I would like to focus on the overall school system and the malaise that can be taken right back to academisation and this Government’s ideological approach to academies...
Academies, which were originally designed to introduce a degree of competition and choice for parents, have become a system in which there is no more local oversight and scrutiny. It has therefore become incredibly difficult to get to the bottom of the funding problem. Eight years ago, school oversight was done by the local authority. In my authority of Bath and North East Somerset, the council’s schools management budget was just under £1.8 million. That paid for the director of schools and the school support officers for all 78 schools in the borough.
I too am a board member of one of my local academy trusts. The oversight provided through the local education authority, the overview and scrutiny committee in the council and the direct accountability of local councillors. was better than what the boards can do. (This was in response to an intervention by Thomas Tugendhat, Conservative MP for Tonbridge and Malling)
Bath now has 10 multi-academy trusts. That is 10 management structures, 10 chief executives on similar pay to the LEA director of education and 10 lots of support staff. Additionally, we have the new regional schools commissioner and their staff, which is another chunk of overheads.
Education funding in Bath has dropped by 8.8%, or £414 a pupil, over the past seven years. The Education Secretary said that good teachers, not management structures, create good teaching, but in our 2019 education system, where national trusts and commissioners support regional trusts and commissioners, far too little funding reaches individual schools, let alone individual teachers and students. Here in Parliament we must ask how such management structures enrich and add value to our children’s education. If money is paying for management at the expense of teachers, we should know about it.

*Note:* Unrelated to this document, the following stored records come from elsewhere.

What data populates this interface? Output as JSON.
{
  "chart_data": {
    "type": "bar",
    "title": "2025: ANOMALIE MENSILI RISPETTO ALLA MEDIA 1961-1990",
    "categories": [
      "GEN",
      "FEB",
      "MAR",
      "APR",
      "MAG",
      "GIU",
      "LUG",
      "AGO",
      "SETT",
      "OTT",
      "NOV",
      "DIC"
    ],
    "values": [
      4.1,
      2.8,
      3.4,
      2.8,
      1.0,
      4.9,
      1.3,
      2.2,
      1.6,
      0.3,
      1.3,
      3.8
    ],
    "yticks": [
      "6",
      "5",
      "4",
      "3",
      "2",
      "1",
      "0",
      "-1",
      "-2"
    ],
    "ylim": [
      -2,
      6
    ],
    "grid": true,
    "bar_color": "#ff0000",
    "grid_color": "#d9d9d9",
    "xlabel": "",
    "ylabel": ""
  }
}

We should have transparency about where education money goes in Bath and elsewhere. Ten years ago there was, with schools under the oversight of the local authority and councillors on the governing bodies; there were local overview and scrutiny committees and councillors were answerable to the community and parents. That is no longer the case. Local accountability has been replaced by multi-academy trusts accountable to Whitehall. Often they operate over several local authority areas, and that is a problem.
Multi-academy trusts provide excellent education, but so do local authority schools. If academies cost more to provide the same education, we should know about it. Where are the comparative figures? I have tried to find out how we can compare what happened in 2010 with what happens now, but that is difficult because we do not have local figures anymore and multi-academy trusts can keep the figures to themselves. If they cost more, we should know about it. Our children’s education matters. If the changes introduced over the past 10 years cost extra in management and overheads at the same time as per pupil funding has fallen by 8.8% in Bath, let us be open and talk about it. Let us have fair comparisons and find solutions to ensure that funding goes to the frontline and to our young people, not to the management of a fragmented system.